Abschrift
Da waren die ersten Demos in Dresden oder einfach nur aufgeregte Leute, die rumgerannt sind. Der Ziemer ist auch mit hin und hat die irgendwie beruhigt, Leute in die Kreuzkirche reingelassen, die auf der Flucht vor irgendwelchen Polizisten waren. Es schaukelte sich hoch, mit Gottesdiensten und danach Auf-die-Straße-gehen. In Leipzig war das, glaub ich, massiver, aber in Dresden gab es das in kleinerem Maßstab auch. Und irgendwann kam der Stadtjugendpfarrer, Martin Henker, zu uns und meinte, er wüsste, woher auch immer, dass unsere Familie und noch ein paar andere Familien verhaftet werden sollen. Es wäre besser, wir verschwänden aus Dresden. Das war vielleicht am 5. Oktober. Zumindest sollten wir mit dem Zug wegfahren, wir hatten ja kein Auto. Aber der Bahnhof war zu dem Zeitpunkt schon gesperrt.

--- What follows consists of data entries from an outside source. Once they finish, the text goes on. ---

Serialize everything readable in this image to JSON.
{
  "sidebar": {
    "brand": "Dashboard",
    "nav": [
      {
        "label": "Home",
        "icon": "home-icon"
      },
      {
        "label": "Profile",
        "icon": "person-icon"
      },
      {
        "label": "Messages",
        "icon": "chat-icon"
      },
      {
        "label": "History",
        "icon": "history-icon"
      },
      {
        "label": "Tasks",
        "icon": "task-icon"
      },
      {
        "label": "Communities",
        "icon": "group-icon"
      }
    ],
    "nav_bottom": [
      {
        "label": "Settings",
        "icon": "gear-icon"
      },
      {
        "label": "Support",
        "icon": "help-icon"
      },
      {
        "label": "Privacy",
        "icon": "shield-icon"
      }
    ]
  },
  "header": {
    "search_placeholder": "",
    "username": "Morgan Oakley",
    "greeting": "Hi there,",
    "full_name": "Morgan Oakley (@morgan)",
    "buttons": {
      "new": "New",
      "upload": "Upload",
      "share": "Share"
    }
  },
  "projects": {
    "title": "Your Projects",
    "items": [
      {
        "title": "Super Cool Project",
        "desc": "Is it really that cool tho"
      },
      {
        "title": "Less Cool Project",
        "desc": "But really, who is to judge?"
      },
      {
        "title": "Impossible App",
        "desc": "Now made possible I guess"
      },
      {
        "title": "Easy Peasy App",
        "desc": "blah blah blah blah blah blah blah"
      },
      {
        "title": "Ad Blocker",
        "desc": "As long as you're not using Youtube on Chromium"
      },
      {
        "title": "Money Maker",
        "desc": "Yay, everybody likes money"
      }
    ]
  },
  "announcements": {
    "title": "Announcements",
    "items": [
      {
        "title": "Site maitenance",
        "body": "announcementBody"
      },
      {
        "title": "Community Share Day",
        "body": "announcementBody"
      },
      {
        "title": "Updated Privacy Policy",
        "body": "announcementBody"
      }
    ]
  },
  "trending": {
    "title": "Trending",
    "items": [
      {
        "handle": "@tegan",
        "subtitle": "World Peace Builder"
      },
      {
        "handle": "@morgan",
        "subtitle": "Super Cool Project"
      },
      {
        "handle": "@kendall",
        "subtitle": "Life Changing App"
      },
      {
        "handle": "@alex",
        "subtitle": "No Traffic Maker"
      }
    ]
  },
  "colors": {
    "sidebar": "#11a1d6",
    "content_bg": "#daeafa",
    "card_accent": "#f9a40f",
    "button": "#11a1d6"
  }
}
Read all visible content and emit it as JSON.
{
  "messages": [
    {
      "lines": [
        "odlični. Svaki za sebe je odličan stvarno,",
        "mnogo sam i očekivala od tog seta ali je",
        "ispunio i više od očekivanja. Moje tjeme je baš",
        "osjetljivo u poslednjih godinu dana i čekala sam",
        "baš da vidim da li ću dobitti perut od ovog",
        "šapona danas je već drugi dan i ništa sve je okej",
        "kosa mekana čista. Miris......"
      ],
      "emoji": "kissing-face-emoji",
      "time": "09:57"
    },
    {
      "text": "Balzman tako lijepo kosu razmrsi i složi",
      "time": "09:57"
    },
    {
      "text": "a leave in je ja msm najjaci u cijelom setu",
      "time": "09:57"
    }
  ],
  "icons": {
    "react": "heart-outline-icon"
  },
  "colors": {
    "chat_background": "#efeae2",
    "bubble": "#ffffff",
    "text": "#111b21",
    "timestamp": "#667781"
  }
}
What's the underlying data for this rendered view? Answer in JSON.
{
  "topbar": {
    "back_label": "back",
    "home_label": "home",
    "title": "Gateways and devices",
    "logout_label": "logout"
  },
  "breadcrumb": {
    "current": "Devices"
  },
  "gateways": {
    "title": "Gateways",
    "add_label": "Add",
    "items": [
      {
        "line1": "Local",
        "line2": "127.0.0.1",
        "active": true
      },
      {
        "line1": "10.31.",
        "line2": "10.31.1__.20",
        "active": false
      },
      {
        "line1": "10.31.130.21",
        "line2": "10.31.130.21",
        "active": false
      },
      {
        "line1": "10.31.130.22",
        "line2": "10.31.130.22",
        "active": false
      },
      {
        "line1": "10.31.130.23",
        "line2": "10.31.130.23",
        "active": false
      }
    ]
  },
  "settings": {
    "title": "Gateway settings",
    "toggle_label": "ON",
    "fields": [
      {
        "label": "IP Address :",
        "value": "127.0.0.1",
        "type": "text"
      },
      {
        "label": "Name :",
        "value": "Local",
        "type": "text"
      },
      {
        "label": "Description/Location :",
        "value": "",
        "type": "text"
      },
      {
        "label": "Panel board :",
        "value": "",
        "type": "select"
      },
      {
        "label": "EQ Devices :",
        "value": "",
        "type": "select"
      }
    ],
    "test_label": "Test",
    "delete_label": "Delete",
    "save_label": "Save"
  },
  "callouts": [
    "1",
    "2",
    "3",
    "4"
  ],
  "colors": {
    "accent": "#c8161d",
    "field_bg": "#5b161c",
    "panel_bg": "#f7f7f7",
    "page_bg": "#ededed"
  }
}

Ein Freund, der ein Auto hatte, hat uns nach Chemnitz [damals noch Karl-Marx-Stadt] gefahren. Die Familien sind woanders untergeschlüpft. Wir haben bei einer Freundin gewohnt, in einer Einraumwohnung, zu neunt. Aber das ging auch nur zwei Tage ruhig her. Da fing das in Chemnitz genauso an. Da waren genau diese Demos, und ich bin auf der einen Brücke in eine Demo reingeraten, ganz zufällig mit dem Kinderwagen und den ganzen Kindern. Die hatten ja auch West-Fernsehen, ich habe mitverfolgen können, was abgeht, und am 7. Oktober war bereits klar: Man kann sich hier nicht verstecken. Quatsch, wir fahren zurück.
Wir sind nach Dresden zurückgefahren und im Prinzip genau in dem Moment angekommen, als Herr Ziemer auf der Prager Straße bewirkt hat, dass die Polizei die Waffen niederlegte und dieser Runde Tisch gegründet wurde.